Javier Milei trata de ganar tiempo para encontrarle una salida a la crisis política que le generó Manuel Adorni y ahora dice que lo respaldará hasta el fin de su mandato presidencial.
El libertario recibió al jefe de gabinete en Olivos durante dos horas, una reunión inédita para la lógica laboral del presidente. De la reunión no hubo ni una foto pero sí un anuncio: que Adorni se reunirá con tres ministros la semana que viene.
Como recibir ministros en principio es una tarea ineludible para un jefe de gabinete, el anuncio sirvió únicamente para confirmar a Adorni en su puesto. Al menos por el momento y para frenar las versiones de renuncia a la que lo llevaron los sucesivos escándalos patrimoniales por los que enfrenta denuncias penales por enriquecimiento ilícito.
De hecho este mismo miércoles se sumaron dos graves acusaciones contra el jefe de gabinete. Una es que Claudia Sbabo, una de las jubiladas que figura como acreedoras de Adorni, percibe un beneficio de 60 mil pesos mensuales que otorga la Ciudad a adultos mayores con ingresos bajos. Una situación muy poco compatible con alguien que, según consta en el registro de Propiedad Inmueble, le prestó 100 mil dólares al funcionario.
El otro descubrimiento que complica a Adorni es la revelación de Clarín sobre su escribana, Adriana Nechevenko, que trabajó para narcos que fabricaban la droga de Breaking Bad.

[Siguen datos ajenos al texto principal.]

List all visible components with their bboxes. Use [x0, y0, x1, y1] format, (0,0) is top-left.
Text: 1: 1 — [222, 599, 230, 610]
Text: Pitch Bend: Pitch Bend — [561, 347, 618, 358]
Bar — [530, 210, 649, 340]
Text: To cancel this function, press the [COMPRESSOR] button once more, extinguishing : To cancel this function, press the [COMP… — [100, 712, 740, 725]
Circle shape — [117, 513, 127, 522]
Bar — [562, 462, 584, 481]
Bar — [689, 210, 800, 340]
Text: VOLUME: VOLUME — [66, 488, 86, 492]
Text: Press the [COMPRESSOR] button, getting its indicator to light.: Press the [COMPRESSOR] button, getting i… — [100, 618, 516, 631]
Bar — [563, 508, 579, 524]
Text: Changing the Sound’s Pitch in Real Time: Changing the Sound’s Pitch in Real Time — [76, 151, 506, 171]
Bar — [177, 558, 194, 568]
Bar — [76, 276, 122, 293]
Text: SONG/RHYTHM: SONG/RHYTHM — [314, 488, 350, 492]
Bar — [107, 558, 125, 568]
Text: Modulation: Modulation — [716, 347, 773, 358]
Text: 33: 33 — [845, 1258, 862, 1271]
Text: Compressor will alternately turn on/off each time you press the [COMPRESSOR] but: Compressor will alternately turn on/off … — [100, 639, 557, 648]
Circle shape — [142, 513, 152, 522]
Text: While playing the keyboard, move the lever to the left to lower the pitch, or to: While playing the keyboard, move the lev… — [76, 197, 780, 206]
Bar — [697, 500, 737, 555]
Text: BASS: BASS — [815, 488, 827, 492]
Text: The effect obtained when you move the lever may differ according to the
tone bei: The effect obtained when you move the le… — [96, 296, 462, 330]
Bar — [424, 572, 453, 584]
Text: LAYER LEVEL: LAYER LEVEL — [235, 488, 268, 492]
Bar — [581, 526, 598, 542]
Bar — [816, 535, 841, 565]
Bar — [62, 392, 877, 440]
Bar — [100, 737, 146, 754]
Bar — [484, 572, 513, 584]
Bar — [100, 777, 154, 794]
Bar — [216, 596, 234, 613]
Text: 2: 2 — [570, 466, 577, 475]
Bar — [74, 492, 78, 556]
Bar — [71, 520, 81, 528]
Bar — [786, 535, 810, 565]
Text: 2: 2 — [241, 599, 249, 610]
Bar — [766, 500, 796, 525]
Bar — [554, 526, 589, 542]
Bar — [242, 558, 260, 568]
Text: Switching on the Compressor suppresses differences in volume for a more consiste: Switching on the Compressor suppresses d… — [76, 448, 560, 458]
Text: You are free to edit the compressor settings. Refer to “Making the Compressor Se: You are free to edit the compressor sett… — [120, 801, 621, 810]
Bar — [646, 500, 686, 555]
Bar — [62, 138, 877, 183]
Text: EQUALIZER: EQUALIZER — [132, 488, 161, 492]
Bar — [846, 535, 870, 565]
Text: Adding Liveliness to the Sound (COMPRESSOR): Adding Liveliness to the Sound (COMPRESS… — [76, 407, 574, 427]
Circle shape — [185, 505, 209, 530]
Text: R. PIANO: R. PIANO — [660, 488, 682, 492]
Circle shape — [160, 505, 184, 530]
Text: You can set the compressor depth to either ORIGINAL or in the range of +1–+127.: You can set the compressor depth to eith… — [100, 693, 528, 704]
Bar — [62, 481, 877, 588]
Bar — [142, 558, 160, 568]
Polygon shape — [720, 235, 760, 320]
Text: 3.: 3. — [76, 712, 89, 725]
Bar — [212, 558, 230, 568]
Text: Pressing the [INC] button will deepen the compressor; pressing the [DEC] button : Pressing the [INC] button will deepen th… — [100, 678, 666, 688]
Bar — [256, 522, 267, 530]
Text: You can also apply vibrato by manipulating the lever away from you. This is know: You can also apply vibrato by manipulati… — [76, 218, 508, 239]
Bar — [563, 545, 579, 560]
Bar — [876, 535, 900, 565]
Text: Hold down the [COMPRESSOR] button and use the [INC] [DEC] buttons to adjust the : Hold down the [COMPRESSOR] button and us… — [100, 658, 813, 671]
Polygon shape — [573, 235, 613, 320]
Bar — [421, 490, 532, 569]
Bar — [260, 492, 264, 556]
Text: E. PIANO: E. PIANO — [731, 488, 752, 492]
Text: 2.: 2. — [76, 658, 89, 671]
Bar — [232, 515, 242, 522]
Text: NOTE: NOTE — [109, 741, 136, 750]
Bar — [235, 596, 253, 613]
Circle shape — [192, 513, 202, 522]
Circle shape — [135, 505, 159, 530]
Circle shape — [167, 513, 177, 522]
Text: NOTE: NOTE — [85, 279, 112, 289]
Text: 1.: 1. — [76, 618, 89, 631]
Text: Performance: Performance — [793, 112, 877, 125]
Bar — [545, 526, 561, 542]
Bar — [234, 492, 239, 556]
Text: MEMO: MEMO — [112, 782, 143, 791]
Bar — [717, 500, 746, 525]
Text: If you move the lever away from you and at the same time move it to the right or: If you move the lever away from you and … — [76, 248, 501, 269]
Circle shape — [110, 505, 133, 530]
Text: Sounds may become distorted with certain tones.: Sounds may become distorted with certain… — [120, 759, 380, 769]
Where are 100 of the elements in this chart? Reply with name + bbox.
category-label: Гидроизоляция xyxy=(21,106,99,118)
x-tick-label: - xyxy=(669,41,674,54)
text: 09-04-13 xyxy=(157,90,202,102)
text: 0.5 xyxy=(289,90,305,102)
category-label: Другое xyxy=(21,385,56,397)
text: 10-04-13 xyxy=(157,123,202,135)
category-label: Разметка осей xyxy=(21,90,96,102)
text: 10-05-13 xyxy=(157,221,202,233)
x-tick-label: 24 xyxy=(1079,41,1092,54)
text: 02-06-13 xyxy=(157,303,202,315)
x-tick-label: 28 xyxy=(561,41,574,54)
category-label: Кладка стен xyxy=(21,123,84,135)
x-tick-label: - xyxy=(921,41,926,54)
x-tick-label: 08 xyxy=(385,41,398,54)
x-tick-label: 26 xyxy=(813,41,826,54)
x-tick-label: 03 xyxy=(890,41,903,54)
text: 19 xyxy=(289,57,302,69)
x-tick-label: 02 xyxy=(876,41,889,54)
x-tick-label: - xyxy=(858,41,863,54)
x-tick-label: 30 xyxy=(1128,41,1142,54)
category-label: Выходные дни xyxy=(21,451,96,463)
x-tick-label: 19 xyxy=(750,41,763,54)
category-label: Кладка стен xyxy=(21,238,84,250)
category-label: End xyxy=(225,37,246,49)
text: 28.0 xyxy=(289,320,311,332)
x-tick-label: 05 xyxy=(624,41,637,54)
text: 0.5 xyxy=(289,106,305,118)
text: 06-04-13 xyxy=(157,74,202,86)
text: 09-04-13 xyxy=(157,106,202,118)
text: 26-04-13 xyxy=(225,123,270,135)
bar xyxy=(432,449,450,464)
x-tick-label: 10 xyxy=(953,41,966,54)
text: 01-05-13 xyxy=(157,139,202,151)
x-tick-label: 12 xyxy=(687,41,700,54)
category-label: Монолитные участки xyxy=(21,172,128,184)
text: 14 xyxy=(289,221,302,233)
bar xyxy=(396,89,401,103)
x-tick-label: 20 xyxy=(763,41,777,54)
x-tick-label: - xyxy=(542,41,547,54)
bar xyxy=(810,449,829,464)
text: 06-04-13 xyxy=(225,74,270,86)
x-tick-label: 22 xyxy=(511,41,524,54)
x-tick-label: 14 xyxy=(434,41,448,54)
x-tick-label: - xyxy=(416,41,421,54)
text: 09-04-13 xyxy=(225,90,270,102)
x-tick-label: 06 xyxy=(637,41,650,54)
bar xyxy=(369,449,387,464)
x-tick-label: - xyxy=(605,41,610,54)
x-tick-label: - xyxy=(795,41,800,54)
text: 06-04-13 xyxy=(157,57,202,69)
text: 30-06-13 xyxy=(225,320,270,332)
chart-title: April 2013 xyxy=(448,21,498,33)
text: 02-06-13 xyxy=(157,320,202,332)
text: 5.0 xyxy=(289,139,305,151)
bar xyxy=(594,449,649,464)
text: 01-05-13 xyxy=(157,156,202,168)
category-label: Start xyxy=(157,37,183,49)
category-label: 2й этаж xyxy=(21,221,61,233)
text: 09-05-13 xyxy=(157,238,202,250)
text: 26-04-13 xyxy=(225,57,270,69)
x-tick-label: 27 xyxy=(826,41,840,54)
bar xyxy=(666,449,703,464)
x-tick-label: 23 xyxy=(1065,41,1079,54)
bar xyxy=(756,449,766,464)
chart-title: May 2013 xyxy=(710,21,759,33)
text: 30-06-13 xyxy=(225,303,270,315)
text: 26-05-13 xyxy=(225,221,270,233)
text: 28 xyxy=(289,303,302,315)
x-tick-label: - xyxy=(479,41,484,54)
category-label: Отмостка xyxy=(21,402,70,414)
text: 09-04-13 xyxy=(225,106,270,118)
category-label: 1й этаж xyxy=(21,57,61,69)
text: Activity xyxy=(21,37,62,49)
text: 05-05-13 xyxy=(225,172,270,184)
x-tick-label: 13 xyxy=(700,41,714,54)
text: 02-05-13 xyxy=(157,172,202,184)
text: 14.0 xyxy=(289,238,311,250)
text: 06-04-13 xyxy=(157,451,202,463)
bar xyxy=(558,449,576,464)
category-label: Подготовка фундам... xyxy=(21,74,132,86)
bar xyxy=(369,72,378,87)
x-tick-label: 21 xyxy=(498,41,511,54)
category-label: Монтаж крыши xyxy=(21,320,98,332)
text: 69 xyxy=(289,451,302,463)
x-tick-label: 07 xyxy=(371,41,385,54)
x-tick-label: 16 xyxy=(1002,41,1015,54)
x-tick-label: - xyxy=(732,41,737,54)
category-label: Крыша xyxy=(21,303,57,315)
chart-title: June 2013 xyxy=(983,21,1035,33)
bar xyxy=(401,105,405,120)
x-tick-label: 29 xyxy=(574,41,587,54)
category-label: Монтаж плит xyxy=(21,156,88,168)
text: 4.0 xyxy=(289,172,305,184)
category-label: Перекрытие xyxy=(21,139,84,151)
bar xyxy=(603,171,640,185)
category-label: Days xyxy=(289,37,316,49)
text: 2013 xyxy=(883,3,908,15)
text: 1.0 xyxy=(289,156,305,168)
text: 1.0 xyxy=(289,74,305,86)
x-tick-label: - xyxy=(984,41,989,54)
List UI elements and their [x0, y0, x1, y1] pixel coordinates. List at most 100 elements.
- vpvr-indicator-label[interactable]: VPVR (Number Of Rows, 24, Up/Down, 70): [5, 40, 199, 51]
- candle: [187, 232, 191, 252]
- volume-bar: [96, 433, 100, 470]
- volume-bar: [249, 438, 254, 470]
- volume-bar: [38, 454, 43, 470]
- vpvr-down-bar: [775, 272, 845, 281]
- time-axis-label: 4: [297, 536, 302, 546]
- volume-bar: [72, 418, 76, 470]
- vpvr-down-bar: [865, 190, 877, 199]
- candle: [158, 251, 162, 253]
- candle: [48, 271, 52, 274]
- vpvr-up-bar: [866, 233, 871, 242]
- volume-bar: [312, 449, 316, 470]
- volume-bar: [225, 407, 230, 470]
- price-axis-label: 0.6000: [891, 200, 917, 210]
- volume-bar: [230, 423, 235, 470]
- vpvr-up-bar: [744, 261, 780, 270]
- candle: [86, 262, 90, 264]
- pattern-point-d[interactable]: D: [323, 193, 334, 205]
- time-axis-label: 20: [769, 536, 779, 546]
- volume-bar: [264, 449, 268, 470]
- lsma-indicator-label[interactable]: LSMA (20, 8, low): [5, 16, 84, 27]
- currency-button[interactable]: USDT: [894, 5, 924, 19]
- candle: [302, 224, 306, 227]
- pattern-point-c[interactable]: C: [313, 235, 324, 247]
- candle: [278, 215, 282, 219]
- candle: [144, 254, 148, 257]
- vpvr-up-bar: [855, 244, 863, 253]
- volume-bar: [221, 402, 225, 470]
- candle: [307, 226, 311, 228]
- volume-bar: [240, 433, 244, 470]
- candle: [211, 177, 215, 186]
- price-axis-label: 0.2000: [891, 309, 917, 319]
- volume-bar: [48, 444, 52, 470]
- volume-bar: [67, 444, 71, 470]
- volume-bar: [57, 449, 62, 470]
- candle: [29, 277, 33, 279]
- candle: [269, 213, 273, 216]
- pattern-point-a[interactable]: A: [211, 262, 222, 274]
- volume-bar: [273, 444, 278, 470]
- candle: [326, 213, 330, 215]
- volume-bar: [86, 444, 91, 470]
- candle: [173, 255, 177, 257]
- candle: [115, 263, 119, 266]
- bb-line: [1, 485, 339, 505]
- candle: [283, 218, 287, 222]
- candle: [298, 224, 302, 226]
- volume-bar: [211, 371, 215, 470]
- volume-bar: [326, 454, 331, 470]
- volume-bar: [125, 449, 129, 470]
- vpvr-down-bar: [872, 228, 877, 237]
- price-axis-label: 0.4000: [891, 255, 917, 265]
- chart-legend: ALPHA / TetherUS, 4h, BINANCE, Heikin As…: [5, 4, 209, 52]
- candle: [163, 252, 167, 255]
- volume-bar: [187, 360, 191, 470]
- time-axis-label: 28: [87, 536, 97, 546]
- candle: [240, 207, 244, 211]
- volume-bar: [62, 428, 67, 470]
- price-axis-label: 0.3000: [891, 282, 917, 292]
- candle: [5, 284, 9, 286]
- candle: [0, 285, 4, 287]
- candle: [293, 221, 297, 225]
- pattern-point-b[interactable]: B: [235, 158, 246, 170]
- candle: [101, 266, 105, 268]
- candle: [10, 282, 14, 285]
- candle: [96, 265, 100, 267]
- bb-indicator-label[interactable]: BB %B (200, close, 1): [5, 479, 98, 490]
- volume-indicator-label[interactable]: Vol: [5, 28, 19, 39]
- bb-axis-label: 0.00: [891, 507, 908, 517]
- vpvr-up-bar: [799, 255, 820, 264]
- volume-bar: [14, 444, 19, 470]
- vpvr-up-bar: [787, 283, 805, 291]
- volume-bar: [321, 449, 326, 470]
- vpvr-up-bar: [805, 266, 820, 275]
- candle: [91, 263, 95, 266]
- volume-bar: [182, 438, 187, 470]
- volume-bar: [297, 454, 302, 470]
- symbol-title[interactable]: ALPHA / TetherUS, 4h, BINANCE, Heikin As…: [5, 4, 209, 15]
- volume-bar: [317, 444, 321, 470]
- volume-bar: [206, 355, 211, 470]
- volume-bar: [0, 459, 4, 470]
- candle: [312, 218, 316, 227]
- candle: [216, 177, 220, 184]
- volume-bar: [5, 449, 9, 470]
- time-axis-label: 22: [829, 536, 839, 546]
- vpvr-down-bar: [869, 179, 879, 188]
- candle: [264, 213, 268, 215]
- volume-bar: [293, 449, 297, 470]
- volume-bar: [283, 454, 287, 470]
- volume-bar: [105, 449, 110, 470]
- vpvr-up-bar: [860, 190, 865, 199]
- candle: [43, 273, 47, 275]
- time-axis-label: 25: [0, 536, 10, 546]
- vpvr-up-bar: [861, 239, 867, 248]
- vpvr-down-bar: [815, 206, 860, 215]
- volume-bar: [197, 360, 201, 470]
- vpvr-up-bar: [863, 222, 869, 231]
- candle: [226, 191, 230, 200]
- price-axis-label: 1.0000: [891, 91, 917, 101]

En este contexto insostenible para Adorni, este miércoles corrieron fuertes versiones de la salida inminente del funcionario. Incluso los Menem ya empezaron a buscar un reemplazante y en otro sector del gobierno proponen hacer un cambio estructural del gabinete para disfrazar el corrimiento de Adorni. Pero la decisión de qué hacer con el ex vocero se tornó en un problema grave para los hermanos Milei.
Es que el capítulo Adorni, que está en primera plana de los medios hace 20 días, está afectando seriamente la imagen de Milei y el gobierno en las encuestas. La última encuesta de Sergio Berenztein reveló que la imagen negativa del jefe de Gabinete trepó al 76% y en otro trabajo se confirmó que el 70% de los argentinos cree que es un corrupto.
Pero al mismo tiempo, y pese a esos números inapelables, un tema muy sensible que hace tan compleja su salida es la estrecha vinculación de Adorni con la trama del caso $Libra, puesto que el jefe de Gabinete fue una pieza clave del TechForum, la génesis del acuerdo de Milei con los “empresarios” cripto.
Cerca de Karina no quieren otro cabo suelto como amenazan en convertirse Mauricio Novelli y Manuel Terrones Godoy, en la causa de corrupción que más preocupa a la hermana del Presidente. La causa está en manos del juez Marcelo Martínez de Giorgi, a quien el ministro de Justicia, Juan Bautista Mahiques, quiso complacer con el ascenso de su esposa, Ana Juan, como jueza en el juzgado federal de Hurlingham, enviando su pliego al Senado para que lo trate la comisión de Acuerdos.
Ese gesto obsceno del Poder Ejecutivo tenía por objetivo persuadir al magistrado para que contribuya con el fiscal Eduardo Taiano en el freno a la causa LIBRA. Sin embargo, el nombramiento de Ana Juan podría no haber sido suficiente para que Martínez de Giorgi planche el expediente: “le pegaron una apretada fea para que congele la causa”, deslizaron en Comodoro Py.